Unconnected Reach > Follower Count

The big shift that’s happening now—and something Mosseri was pretty blunt about—is that Instagram’s algorithm is increasingly built around what he calls “unconnected reach.” That’s the audience that doesn’t follow you, doesn’t know who you are, but sees your content anyway.

It’s modeled after YouTube. On YouTube, most views come from non-subscribers. Instagram is heading the same direction. And for smaller accounts, that can be a blessing or a curse—depending on how well your content communicates what it is.

“We made it visible now—connected vs. unconnected reach—so creators could optimize,” Mosseri said. If your unconnected reach is low, it usually means Instagram doesn’t know who to show your post to. Not because you’re being penalized, but because the content didn’t give the system enough to work with.

That’s one of the most frustrating parts of running a music account on IG right now: the platform doesn’t actually reward “quality,” it rewards clarity. If your post doesn’t make it obvious who it’s for and what it’s about, it gets passed over.


No Shadowban—Just Confusion

One of the most direct questions in the interview was about the dreaded “shadowban.” Mosseri didn’t dodge it. He said it flat out: “It’s not a shadowban. If the content isn’t getting recommended, it’s usually because the algorithm can’t tell what it is.”

Unless you’re violating Instagram’s guidelines—and most people aren’t—you’re not being suppressed. You’re just not being recognized.

That explains why two nearly identical posts can perform completely differently depending on the day or the context around them. It’s not always about the post itself. Sometimes it’s timing. Sometimes it’s who’s online. Sometimes it’s just noise in the system. “Don’t overreact to one post,” he said. “Look for the patterns.”


Original Content Is (Finally) Being Prioritized

For years, the most annoying part of Instagram was watching repost pages get all the traction while the original creators got ignored.

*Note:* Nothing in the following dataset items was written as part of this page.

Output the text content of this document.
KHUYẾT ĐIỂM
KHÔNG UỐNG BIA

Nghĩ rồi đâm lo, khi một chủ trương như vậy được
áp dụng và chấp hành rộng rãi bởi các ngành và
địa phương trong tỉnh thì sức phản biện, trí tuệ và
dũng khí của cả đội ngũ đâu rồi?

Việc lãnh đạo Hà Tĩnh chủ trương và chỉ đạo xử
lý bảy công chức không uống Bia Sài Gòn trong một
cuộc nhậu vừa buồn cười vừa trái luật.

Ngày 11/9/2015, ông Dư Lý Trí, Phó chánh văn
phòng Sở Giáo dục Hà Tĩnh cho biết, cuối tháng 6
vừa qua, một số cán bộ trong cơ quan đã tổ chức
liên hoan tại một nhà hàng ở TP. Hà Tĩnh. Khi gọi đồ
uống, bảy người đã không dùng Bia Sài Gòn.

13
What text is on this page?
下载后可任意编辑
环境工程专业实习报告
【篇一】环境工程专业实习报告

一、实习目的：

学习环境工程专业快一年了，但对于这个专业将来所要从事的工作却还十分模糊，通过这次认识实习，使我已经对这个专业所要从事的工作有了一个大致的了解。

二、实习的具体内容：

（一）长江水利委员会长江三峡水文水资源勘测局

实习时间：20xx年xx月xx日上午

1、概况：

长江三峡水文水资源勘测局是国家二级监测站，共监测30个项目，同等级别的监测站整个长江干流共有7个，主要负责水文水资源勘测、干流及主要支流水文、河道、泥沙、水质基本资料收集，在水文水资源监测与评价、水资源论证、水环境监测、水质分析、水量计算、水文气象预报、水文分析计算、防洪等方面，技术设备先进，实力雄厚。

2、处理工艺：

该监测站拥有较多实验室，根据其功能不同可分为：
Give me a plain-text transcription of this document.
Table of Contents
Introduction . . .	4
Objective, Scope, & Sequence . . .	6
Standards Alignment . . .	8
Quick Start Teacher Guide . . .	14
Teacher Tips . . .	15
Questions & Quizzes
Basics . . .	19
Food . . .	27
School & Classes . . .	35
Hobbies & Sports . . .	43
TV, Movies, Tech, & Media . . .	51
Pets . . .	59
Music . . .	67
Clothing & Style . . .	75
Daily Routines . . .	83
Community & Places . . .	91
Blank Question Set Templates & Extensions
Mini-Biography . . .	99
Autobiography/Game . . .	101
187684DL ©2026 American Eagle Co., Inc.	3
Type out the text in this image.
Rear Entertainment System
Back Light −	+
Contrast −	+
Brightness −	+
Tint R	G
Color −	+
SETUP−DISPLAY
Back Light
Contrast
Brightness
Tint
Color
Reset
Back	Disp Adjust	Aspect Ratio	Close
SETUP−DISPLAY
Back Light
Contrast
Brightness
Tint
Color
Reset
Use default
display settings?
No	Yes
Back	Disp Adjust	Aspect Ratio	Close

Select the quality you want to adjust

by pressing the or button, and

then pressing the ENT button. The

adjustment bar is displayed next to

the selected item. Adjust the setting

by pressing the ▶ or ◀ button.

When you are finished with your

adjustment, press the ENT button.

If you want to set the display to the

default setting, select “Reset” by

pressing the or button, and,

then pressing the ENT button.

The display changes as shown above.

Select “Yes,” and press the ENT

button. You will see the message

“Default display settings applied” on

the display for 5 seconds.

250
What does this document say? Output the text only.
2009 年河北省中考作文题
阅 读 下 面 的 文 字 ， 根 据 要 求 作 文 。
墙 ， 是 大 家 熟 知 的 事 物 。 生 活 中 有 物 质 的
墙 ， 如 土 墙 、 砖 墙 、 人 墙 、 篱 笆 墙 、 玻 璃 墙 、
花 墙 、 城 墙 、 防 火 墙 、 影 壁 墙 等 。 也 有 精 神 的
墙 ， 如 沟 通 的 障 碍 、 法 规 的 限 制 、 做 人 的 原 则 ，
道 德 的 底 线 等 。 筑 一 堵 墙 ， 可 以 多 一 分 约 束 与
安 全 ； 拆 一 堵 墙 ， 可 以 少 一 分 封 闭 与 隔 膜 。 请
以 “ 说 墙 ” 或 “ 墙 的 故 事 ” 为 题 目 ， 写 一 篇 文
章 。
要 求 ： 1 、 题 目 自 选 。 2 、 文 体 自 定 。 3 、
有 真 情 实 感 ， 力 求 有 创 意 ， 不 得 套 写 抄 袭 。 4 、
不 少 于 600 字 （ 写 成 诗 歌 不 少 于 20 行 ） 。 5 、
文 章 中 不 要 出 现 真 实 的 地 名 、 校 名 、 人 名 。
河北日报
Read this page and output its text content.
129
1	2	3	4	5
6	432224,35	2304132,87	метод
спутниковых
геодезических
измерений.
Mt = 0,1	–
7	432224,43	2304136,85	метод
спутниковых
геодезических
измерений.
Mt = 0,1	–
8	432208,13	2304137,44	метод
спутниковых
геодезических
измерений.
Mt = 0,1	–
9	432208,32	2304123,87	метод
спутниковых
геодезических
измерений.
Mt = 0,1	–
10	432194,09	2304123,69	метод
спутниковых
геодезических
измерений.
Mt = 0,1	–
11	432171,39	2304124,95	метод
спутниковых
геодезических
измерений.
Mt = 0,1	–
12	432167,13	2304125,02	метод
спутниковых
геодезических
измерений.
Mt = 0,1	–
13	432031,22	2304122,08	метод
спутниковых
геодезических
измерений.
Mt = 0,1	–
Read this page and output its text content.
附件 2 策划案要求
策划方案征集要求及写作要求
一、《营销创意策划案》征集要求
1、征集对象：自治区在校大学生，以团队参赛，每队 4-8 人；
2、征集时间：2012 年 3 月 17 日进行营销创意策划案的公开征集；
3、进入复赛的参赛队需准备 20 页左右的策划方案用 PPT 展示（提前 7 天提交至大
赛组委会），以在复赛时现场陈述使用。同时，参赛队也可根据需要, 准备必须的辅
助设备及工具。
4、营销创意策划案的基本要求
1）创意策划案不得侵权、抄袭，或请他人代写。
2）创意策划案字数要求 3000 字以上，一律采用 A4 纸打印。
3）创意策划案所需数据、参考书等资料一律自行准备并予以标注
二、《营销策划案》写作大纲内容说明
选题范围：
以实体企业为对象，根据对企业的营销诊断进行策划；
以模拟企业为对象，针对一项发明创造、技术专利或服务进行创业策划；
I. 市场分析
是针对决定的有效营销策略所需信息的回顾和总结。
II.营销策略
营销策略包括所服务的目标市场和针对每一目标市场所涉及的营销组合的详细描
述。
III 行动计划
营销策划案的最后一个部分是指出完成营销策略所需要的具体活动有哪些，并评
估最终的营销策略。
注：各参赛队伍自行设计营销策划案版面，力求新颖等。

Mosseri acknowledged this, too. They’re actively working to detect original creators and surface their content over aggregators.

“Aggregators, as great as they are, get a disproportionate amount of value relative to what they create,” he said. “Ideally, the person who made the thing gets more views than the person who found the thing.”

That’s a shift worth paying attention to, especially if you’re sharing original reels, artist-made clips, or exclusive quotes. Even if those posts aren’t attached to big names, being the first to post them gives you algorithmic weight you wouldn’t have had a year ago.


What About Hashtags, DM Automation, and Posting Time?

Hashtags?

Basically irrelevant.

Mosseri was clear: “Hashtags do not significantly increase your reach.” They’re not harmful, but they’re not the key to anything anymore. Following hashtags is gone, the “recent” tab is gone, and Instagram’s focus has fully shifted to recommendations.

As for post timing—yes, it matters, but not the way people think. If a post flops and the same exact post does well the next day, Mosseri says it’s probably not the algorithm changing. It’s just life. “If there’s a huge swing, it probably isn’t us,” he said. “The world changed. It might be Mother’s Day. Or school let out. Or a meme popped.”

One area worth watching: DMs. Mosseri mentioned that more content is being shared in DMs than in Stories. So posts that start conversations, get reactions, or spark back-and-forths are gold. It’s a shift toward private sharing over public likes.


Instagram Wants You to Train It

The most important mindset shift from the entire interview? You’re not just trying to game the algorithm—you’re training it. Teaching it what your content is, who it’s for, and how it fits into the broader ecosystem.

If you’re consistent about what you post—whether it’s artist quotes, gig clips, or scene commentary—Instagram will learn faster. If you’re constantly switching it up, the system won’t know what to do with you. That doesn’t mean you have to post the same thing over and over. But it does mean you need a throughline—something that makes your content recognizable.

You don’t need to pander. You don’t need to imitate bigger pages chasing headline DJs. But you do need to be clear, consistent, and worth sharing. Because in 2025, the algorithm doesn’t reward attention—it rewards direction.